HAVE ISSUES, WILL TRAVEL

His education work gives Bush a platform to proselytize fellow Republican lawmakers and governors. He has been to a dozen states over the past 15 months to promote the “Florida formula,” in the process establishing a network that would serve him well in a national campaign.

Bush “has turned into a kind of Johnny Appleseed of education reform, carrying ideas around the country and planting them wherever he can,” said Chester Finn Jr., an education policy analyst and president of the Thomas B. Fordham Institute, an education think tank in Washington.

One of those ideas, which resonates with the party base, is to aggressively promote the idea that teachers unions are impediments to reform.

Education could be a way for Bush to build political coalitions, since the cause of improving America’s schools crosses party lines.

Bush has praised current Education Secretary Arne Duncan for pushing reforms including more charter schools and more rigorous teacher evaluations. President Obama heaped praise on Bush during a joint appearance at a Miami high school last spring.

Lately, Bush has been heavily promoting virtual schools and online courses, which can save states money but have a mixed track record on student achievement.

Bush’s foundation, which has made online learning a major focus of its work, gets much of its funding from companies and philanthropies tied to companies that would profit from expanded virtual schooling. Backers include online education companies Apex Learning, GlobalScholar and K12 Inc, and technology companies such as Apple, Intel and Microsoft.

That doesn’t sit well with Bush’s critics.

“So much money is spent on virtual schools that make his friends wealthy, while at the same time schools are having to eliminate art, music, P.E., guidance counselors, nurses, all in order to pay for all the tests” called for under Bush’s education reform agenda, said Andy Ford, president of the Florida Education Association, a teachers union.

LATINO ADVOCATE

Bush’s passion for immigration reform might also get him in trouble.

“It would be incredibly stupid over the long haul to ignore the burgeoning Hispanic vote,” he told the Hispanic Leadership Network conference in Miami last year, noting that failure to take Hispanics more into account was hurting the party.

Yet his support for educational opportunities for undocumented students could be a liability in some primary races.

Winning the party’s nomination for president depends on “voters in primary states,” says veteran Miami congresswoman Ileana Ros-Lehtinen, a Cuban-American Republican who hired Jeb Bush as her campaign manager for her first congressional bid in 1989. “There’s no big structure that will anoint anyone. Romney had to win it fair and square in every primary, and Jeb will have to win it that way too.”

Even though they have their differences, Bush has earned the respect of the Tea Party. “Jeb Bush is a very solid conservative and a likable guy.
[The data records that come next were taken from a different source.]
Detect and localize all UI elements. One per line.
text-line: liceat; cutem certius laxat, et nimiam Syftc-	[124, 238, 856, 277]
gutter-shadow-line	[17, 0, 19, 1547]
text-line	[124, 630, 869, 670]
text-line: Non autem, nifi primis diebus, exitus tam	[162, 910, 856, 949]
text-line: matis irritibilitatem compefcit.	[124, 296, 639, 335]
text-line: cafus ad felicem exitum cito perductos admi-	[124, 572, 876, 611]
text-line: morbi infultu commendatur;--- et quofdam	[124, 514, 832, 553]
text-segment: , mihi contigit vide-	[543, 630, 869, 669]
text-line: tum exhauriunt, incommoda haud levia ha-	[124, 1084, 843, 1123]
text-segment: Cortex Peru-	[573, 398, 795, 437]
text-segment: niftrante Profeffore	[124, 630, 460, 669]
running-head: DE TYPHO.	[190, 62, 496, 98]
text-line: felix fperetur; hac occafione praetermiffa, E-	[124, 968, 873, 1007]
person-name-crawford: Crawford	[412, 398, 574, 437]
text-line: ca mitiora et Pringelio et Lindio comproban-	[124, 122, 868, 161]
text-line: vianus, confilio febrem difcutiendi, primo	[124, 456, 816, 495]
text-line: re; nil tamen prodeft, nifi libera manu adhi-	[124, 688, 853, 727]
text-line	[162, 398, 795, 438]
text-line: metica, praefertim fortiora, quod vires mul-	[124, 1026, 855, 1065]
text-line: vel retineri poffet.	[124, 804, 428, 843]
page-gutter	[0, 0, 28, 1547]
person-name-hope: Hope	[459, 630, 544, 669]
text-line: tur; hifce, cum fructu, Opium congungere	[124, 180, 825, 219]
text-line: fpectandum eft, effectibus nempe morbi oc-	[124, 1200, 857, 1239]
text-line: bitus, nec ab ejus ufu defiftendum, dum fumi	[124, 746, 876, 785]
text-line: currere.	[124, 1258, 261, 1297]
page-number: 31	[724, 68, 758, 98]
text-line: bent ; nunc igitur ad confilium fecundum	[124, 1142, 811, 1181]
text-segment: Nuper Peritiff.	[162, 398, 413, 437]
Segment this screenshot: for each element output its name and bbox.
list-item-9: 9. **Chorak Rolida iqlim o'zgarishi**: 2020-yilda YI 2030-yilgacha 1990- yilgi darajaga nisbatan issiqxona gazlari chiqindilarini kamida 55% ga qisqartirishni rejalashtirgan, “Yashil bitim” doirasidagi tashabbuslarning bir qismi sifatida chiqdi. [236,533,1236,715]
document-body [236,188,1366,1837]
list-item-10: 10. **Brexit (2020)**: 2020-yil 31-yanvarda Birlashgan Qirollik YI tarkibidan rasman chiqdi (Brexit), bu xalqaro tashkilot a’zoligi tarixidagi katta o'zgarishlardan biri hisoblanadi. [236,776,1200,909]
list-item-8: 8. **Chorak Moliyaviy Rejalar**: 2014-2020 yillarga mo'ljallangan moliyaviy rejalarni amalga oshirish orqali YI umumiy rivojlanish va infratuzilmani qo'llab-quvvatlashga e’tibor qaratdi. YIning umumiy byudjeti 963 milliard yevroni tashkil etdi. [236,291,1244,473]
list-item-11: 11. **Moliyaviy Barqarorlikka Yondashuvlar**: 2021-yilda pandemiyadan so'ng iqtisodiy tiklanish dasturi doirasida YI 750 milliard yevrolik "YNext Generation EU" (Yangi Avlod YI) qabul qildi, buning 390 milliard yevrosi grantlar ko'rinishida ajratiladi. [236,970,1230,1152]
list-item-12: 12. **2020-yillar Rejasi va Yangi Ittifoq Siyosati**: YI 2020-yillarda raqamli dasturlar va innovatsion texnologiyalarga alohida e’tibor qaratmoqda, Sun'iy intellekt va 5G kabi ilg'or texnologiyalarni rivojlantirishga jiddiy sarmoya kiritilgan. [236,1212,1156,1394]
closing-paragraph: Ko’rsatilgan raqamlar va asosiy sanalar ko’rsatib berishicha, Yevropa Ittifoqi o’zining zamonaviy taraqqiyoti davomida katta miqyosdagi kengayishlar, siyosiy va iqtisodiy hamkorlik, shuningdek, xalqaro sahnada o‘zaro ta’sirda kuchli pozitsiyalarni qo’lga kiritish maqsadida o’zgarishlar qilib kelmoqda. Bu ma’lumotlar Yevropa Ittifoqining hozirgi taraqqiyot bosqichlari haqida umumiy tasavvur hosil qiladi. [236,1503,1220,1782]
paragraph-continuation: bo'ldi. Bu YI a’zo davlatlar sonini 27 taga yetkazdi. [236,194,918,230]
Many people like me wish he was president,” says Florida Tea Party Chairman Everett Wilkinson, a Palm Beach County political consultant.

Some Democrats also admit to a sneaking regard for him. “I think he is the most dangerous Republican candidate,” says Freddy Balsera, a public relations consultant in Miami and Hispanic adviser to the Obama campaign. “He’s a real conservative who understands Latino voters better than even many Latino elected officials,” he added.

Hispanic voters were deeply opposed to the war in Iraq and blame George W. Bush for the recession. But by 2016 that may be less relevant.

Certainly, Jeb’s family remains proud of the Bush brand. His granddaughter, born last year, was named Georgia H.W. Bush.

“I know that there’s Bush fatigue right now, but I think Jeb can overcome that,” says Ros-Lehtinen. “I hope that he runs for president. I think that’s where he belongs.”